From Stillwater-Ponca City (OK) Ostomy Outlook July 2000:

Perineal Wound

by Nursing Clinics of North America; via Los Ileos

One of the neglected areas in the care and management of patients with permanent end colostomies and proctocolectomy with ileostomy is the perineal wound. Prior to and following surgery most of the concern of persons caring for the ostomy patient is related to the stoma.

Many ostomates have stated that the perineal wound was not anticipated by them. Doctors and nurses explained the ostomy and the need to remove the rectum but did not mention the abdominoperineal approach.

Automatically, the wound is bounded by the pelvic bones. The space left by organ removal does not collapse but has to be filled with granulation tissue which takes a varying length of time. The wound heals from the inside outward, contrary to other wounds that are cut and simply grow together.

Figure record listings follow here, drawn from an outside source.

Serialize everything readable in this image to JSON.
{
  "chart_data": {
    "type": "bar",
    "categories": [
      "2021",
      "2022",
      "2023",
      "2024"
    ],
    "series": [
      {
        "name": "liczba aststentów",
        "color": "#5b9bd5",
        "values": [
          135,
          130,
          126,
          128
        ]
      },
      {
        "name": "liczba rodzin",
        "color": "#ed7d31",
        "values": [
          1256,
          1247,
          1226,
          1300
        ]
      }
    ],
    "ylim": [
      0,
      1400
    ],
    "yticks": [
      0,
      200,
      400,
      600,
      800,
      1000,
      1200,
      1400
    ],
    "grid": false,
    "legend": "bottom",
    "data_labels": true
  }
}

Many peculiar symptoms occur in the perineal wound area because the properties of scar tissue differ from those of the tissue it replaces.

A frequent concern of ostomates is the time factor in perineal wound healing. Determinants include the size of the wound, local problems, the shape of the pelvis, the extent of the operation, the presence of pre-existing scar tissue, and the physical condition of the patient. Many physicians feel the patients who have been on long-term cortisone therapy may experience delayed perineal wound healing.

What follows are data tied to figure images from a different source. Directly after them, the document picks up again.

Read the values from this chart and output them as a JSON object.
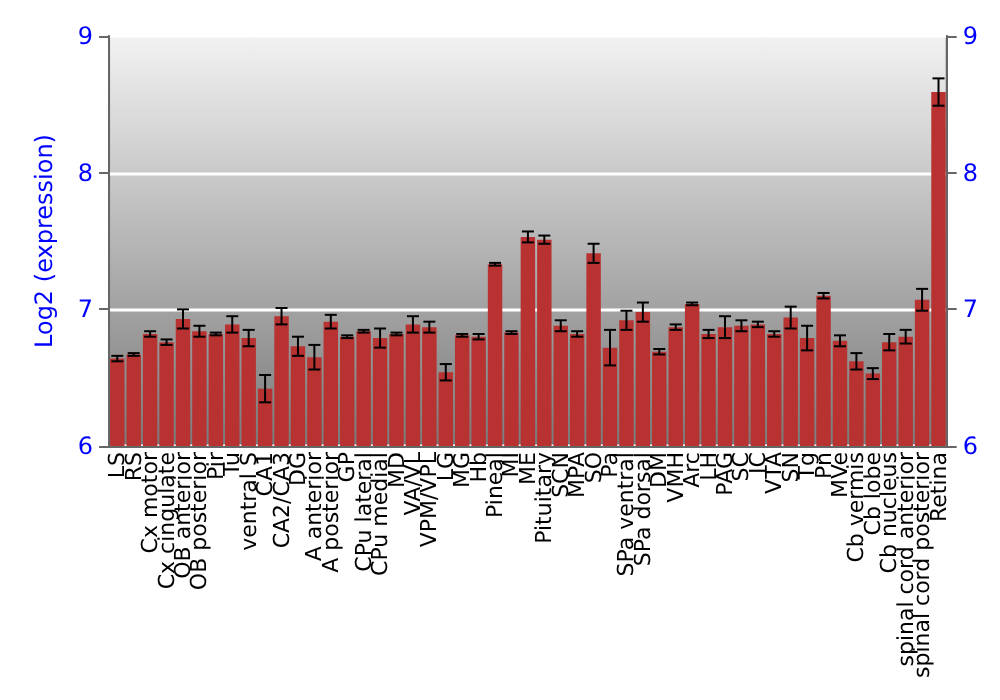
{
  "chart_data": {
    "type": "bar",
    "ylabel": "Log2 (expression)",
    "categories": [
      "LS",
      "RS",
      "Cx motor",
      "Cx cingulate",
      "OB anterior",
      "OB posterior",
      "Pir",
      "Tu",
      "ventral S",
      "CA1",
      "CA2/CA3",
      "DG",
      "A anterior",
      "A posterior",
      "GP",
      "CPu lateral",
      "CPu medial",
      "MD",
      "VA/VL",
      "VPM/VPL",
      "LG",
      "MG",
      "Hb",
      "Pineal",
      "MI",
      "ME",
      "Pituitary",
      "SCN",
      "MPA",
      "SO",
      "Pa",
      "SPa ventral",
      "SPa dorsal",
      "DM",
      "VMH",
      "Arc",
      "LH",
      "PAG",
      "SC",
      "IC",
      "VTA",
      "SN",
      "Tg",
      "Pn",
      "MVe",
      "Cb vermis",
      "Cb lobe",
      "Cb nucleus",
      "spinal cord anterior",
      "spinal cord posterior",
      "Retina"
    ],
    "values": [
      6.64,
      6.67,
      6.82,
      6.76,
      6.93,
      6.84,
      6.82,
      6.89,
      6.79,
      6.42,
      6.95,
      6.73,
      6.65,
      6.91,
      6.8,
      6.84,
      6.79,
      6.82,
      6.89,
      6.87,
      6.54,
      6.81,
      6.8,
      7.33,
      6.83,
      7.53,
      7.51,
      6.88,
      6.82,
      7.41,
      6.72,
      6.92,
      6.98,
      6.69,
      6.87,
      7.04,
      6.82,
      6.87,
      6.88,
      6.89,
      6.82,
      6.94,
      6.79,
      7.1,
      6.77,
      6.62,
      6.53,
      6.76,
      6.8,
      7.07,
      8.59
    ],
    "errors": [
      0.02,
      0.01,
      0.02,
      0.02,
      0.07,
      0.04,
      0.01,
      0.06,
      0.06,
      0.1,
      0.06,
      0.07,
      0.09,
      0.05,
      0.01,
      0.01,
      0.07,
      0.01,
      0.06,
      0.04,
      0.06,
      0.01,
      0.02,
      0.01,
      0.01,
      0.04,
      0.03,
      0.04,
      0.02,
      0.07,
      0.13,
      0.07,
      0.07,
      0.02,
      0.02,
      0.01,
      0.03,
      0.08,
      0.04,
      0.02,
      0.02,
      0.08,
      0.09,
      0.02,
      0.04,
      0.06,
      0.04,
      0.06,
      0.05,
      0.08,
      0.1
    ],
    "color": "#b83232",
    "ylim": [
      6,
      9
    ],
    "yticks": [
      6,
      7,
      8,
      9
    ],
    "y2lim": [
      6,
      9
    ],
    "y2ticks": [
      6,
      7,
      8,
      9
    ],
    "grid": "y"
  }
}
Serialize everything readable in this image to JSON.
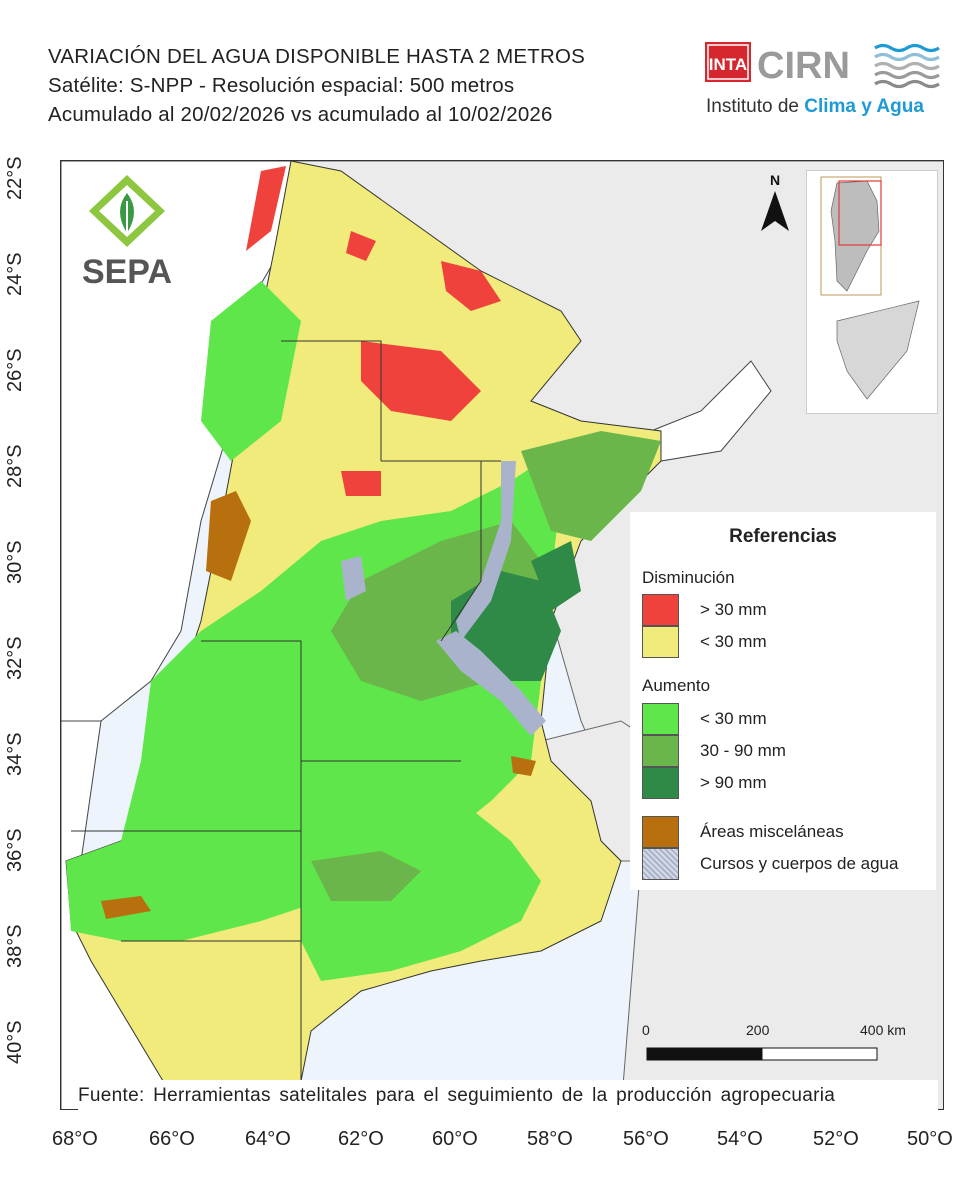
{
  "header": {
    "line1": "VARIACIÓN DEL AGUA DISPONIBLE HASTA 2 METROS",
    "line2": "Satélite: S-NPP - Resolución espacial: 500 metros",
    "line3": "Acumulado al 20/02/2026 vs acumulado al 10/02/2026"
  },
  "logos": {
    "inta": "INTA",
    "cirn": "CIRN",
    "institute_prefix": "Instituto de ",
    "institute_highlight": "Clima y Agua",
    "sepa": "SEPA"
  },
  "axes": {
    "lat_labels": [
      "22°S",
      "24°S",
      "26°S",
      "28°S",
      "30°S",
      "32°S",
      "34°S",
      "36°S",
      "38°S",
      "40°S"
    ],
    "lon_labels": [
      "68°O",
      "66°O",
      "64°O",
      "62°O",
      "60°O",
      "58°O",
      "56°O",
      "54°O",
      "52°O",
      "50°O"
    ]
  },
  "north_arrow": "N",
  "legend": {
    "title": "Referencias",
    "decrease_heading": "Disminución",
    "increase_heading": "Aumento",
    "items": [
      {
        "label": "> 30 mm",
        "color": "#f0423c"
      },
      {
        "label": "< 30 mm",
        "color": "#f0eb7a"
      },
      {
        "label": "< 30 mm",
        "color": "#5ee64a"
      },
      {
        "label": "30 - 90 mm",
        "color": "#6ab64a"
      },
      {
        "label": "> 90 mm",
        "color": "#2e8a46"
      },
      {
        "label": "Áreas misceláneas",
        "color": "#b8700e"
      },
      {
        "label": "Cursos y cuerpos de agua",
        "color": "#a9b4cc"
      }
    ]
  },
  "scale_bar": {
    "labels": [
      "0",
      "200",
      "400 km"
    ]
  },
  "source": "Fuente: Herramientas satelitales para el seguimiento de la producción agropecuaria",
  "colors": {
    "sea": "#eef4fb",
    "neighbor_land": "#ebebeb",
    "border": "#333333"
  }
}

Many ostomates have phantom rectal sensations. They experience the feeling of the need to evacuate the rectum although it has been removed. Some ostomates have phantom rectal sensations at the time of irrigation. Explanation of phantom rectal sensation helps the ostomate to understand that it is a normal mechanism related to the spinal nerve control.

Simply stated, the nerves that innervated the rectum and were responsible for rectal continence continue to function even though the rectum has been removed.

There are a variety of methods of dealing with the feeling of pressure. Sometimes knowledge of the nature of the situation alleviates the ostomate's concern. Changing the position and even sitting on the toilet for a short period may relieve the symptom temporarily.

Pain in the perineal wound area during the first year after surgery may be significant. It could indicate an infection of the wound. There may be healing at the skin level with underlying abscess formation. As a rule of thumb, ostomates who have persistent perineal pain or sensations should consult their physicians to rule out any medical problem.

Sensations are common in any wound. Old wounds have a tendency to itch and may cause sharp pains in the surrounding skin. All sorts of sensations occur in the perineal wound for many months following surgery. They are especially noticeable after prolonged sitting or standing. Many are apparently a part of the normal healing process.